A lot of them pony up the "the fediverse is too confusing" angle. Even when it's explained, they say "No, it's too confusing" and refuse to even try to ask questions about where they're getting lost.

I think this may be a disconnect in what you're talking about and what they're talking about.

As someone who mods some communities on Reddit that have talked about rehoming, the complexity of kbin/lemmy is a very significant and valid concern.

That concern is not something simple or trite that I or another mod would just need to ask about but "refuse to even try" - it's that no matter how comfy it would be for me learn it, that same thing remains a barrier for each and every one of my membership that I'd like to have move over to here. Even if some of them will ask, not all of them will and many will instead see that issue as a 'quit point' in learning a new platform. The various Fediverse platforms have multiple of those stumbling blocks and quitting points baked into their overall complexity, as much as the complexity is a selling point in some regards - it also makes the space quite daunting to the relatively simple folks that make up the bulk of our community.

While considering lemmy/kbin for my community a sizable chunk of my energy has been trying to figure out what I'm going to need to teach community members as far as engaging with the platform and a new community here, and whether or not it's realistic to put that amount of tutorial into something that's still small enough they'll engage with it.

On top of that, both Lemmy and Kbin don't have much in the way of moderation tools.
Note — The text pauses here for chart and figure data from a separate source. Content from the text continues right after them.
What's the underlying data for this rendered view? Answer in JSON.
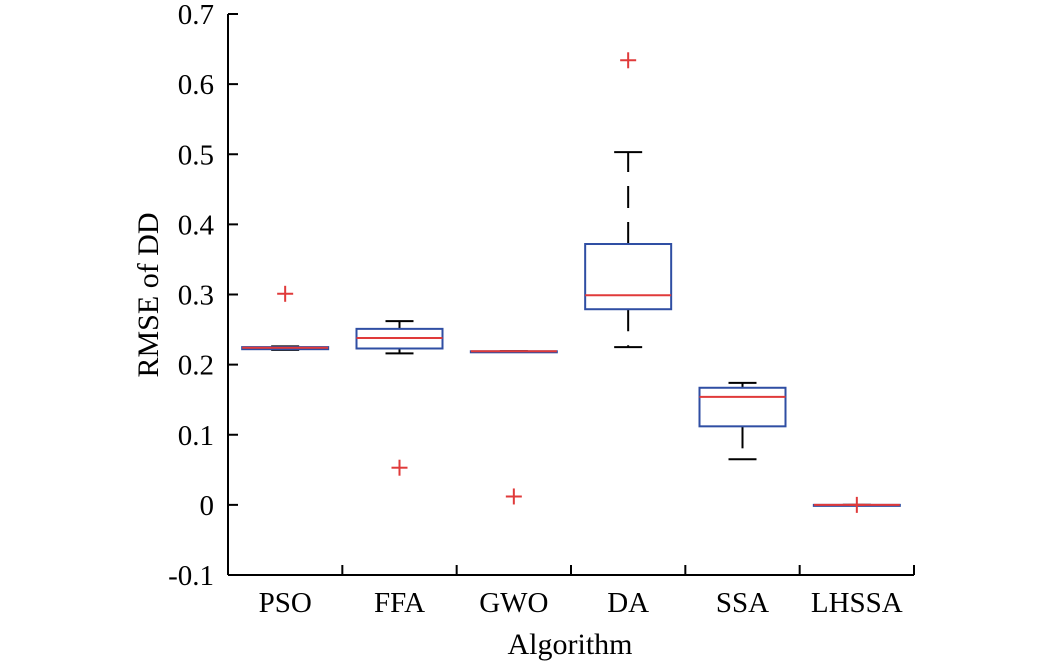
{
  "chart_data": {
    "type": "box",
    "xlabel": "Algorithm",
    "ylabel": "RMSE of DD",
    "ylim": [
      -0.1,
      0.7
    ],
    "yticks": [
      -0.1,
      0,
      0.1,
      0.2,
      0.3,
      0.4,
      0.5,
      0.6,
      0.7
    ],
    "ytick_labels": [
      "-0.1",
      "0",
      "0.1",
      "0.2",
      "0.3",
      "0.4",
      "0.5",
      "0.6",
      "0.7"
    ],
    "categories": [
      "PSO",
      "FFA",
      "GWO",
      "DA",
      "SSA",
      "LHSSA"
    ],
    "boxes": [
      {
        "name": "PSO",
        "whisker_low": 0.221,
        "q1": 0.222,
        "median": 0.224,
        "q3": 0.225,
        "whisker_high": 0.226,
        "outliers": [
          0.301
        ]
      },
      {
        "name": "FFA",
        "whisker_low": 0.216,
        "q1": 0.223,
        "median": 0.238,
        "q3": 0.251,
        "whisker_high": 0.262,
        "outliers": [
          0.053
        ]
      },
      {
        "name": "GWO",
        "whisker_low": 0.219,
        "q1": 0.219,
        "median": 0.219,
        "q3": 0.219,
        "whisker_high": 0.219,
        "outliers": [
          0.012
        ]
      },
      {
        "name": "DA",
        "whisker_low": 0.225,
        "q1": 0.279,
        "median": 0.299,
        "q3": 0.372,
        "whisker_high": 0.503,
        "outliers": [
          0.634
        ]
      },
      {
        "name": "SSA",
        "whisker_low": 0.065,
        "q1": 0.112,
        "median": 0.154,
        "q3": 0.167,
        "whisker_high": 0.174,
        "outliers": []
      },
      {
        "name": "LHSSA",
        "whisker_low": 0.0,
        "q1": 0.0,
        "median": 0.0,
        "q3": 0.0,
        "whisker_high": 0.0,
        "outliers": [
          0.0
        ]
      }
    ],
    "colors": {
      "box": "#2f4ea3",
      "median": "#e03a3a",
      "whisker": "#000000",
      "outlier": "#e03a3a",
      "axis": "#000000"
    }
  }
}
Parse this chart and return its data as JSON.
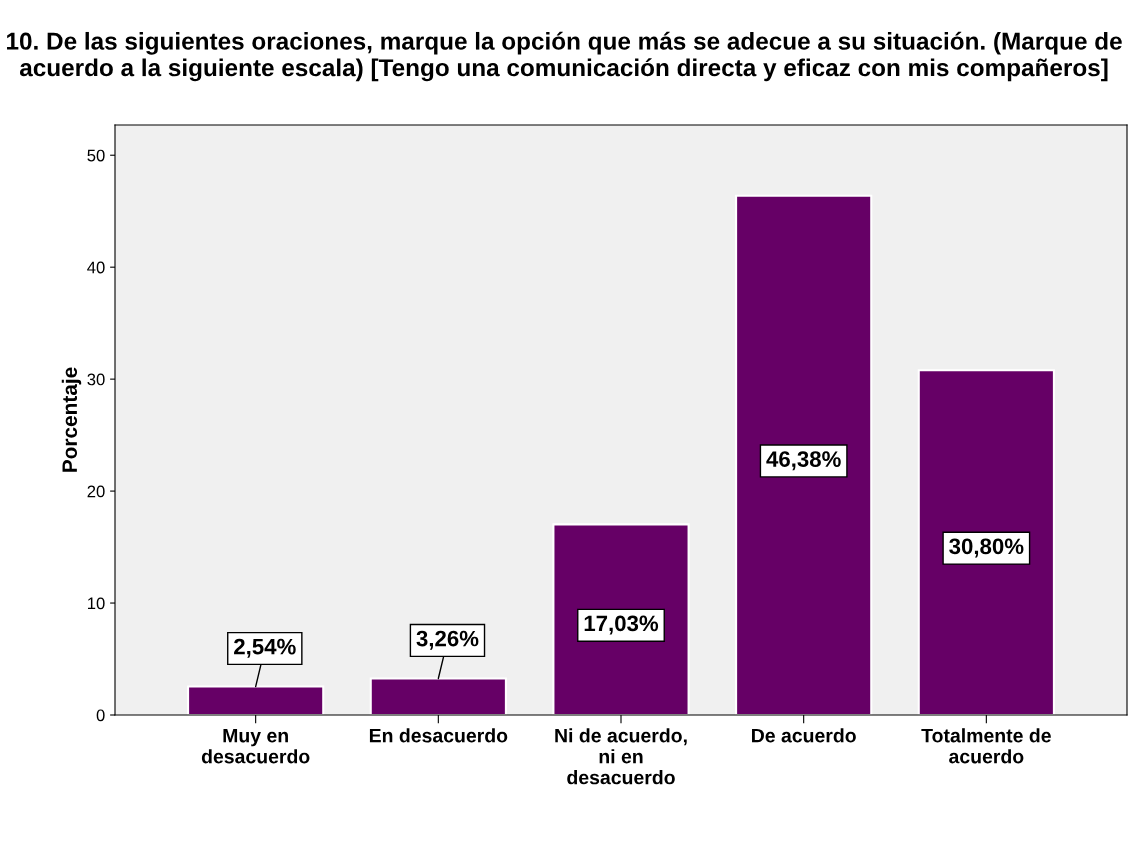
{
  "chart_data": {
    "type": "bar",
    "title": "10. De las siguientes oraciones, marque la opción que más se adecue a su situación. (Marque de acuerdo a la siguiente escala) [Tengo una comunicación directa y eficaz con mis compañeros]",
    "ylabel": "Porcentaje",
    "categories": [
      "Muy en\ndesacuerdo",
      "En desacuerdo",
      "Ni de acuerdo,\nni en\ndesacuerdo",
      "De acuerdo",
      "Totalmente de\nacuerdo"
    ],
    "values": [
      2.54,
      3.26,
      17.03,
      46.38,
      30.8
    ],
    "value_labels": [
      "2,54%",
      "3,26%",
      "17,03%",
      "46,38%",
      "30,80%"
    ],
    "color": "#660066",
    "ylim": [
      0,
      52.7
    ],
    "yticks": [
      0,
      10,
      20,
      30,
      40,
      50
    ],
    "grid": false,
    "legend": false
  }
}
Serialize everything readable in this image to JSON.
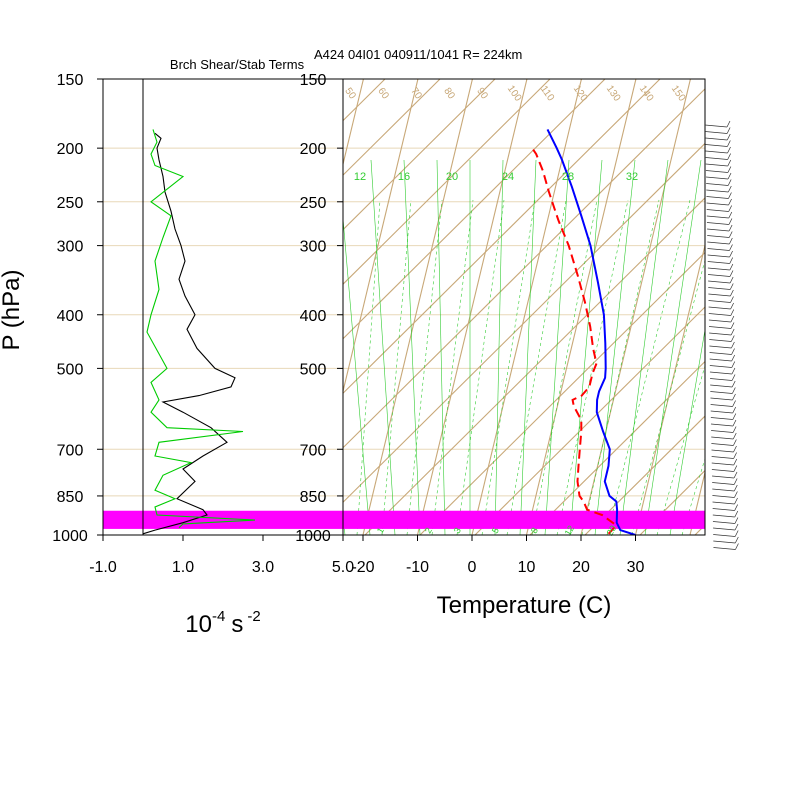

There doesn't appear to be a spam filter and certainly no AutoModerator. Kbin's API is (currently) read-only, so a bot can't even be written to work like AutoMod.

This is a secondary but still super valid concern. It's something that I hope gets resolved in the long term as Fed spaces grow, but I also know that I'm effectively relying on open-source or similar to adopt the Fed spaces, have them take off, and then make tools for them - because I'm not software enough to do that myself. We are smaller, but see a shitton of astroturf and spam compared to communities at 20K say - at the moment, Fediverse is really well suited to communities in the 10K population range, but it lacks some of the foundations to maintain order once it grows beyond a scope where manual moderation remains practical.

Some measure of platform automation makes so much of managing that space vastly easier, and at the moment there isn't somewhere I've encountered that has the same level of development and depth regarding the community management side of moderation.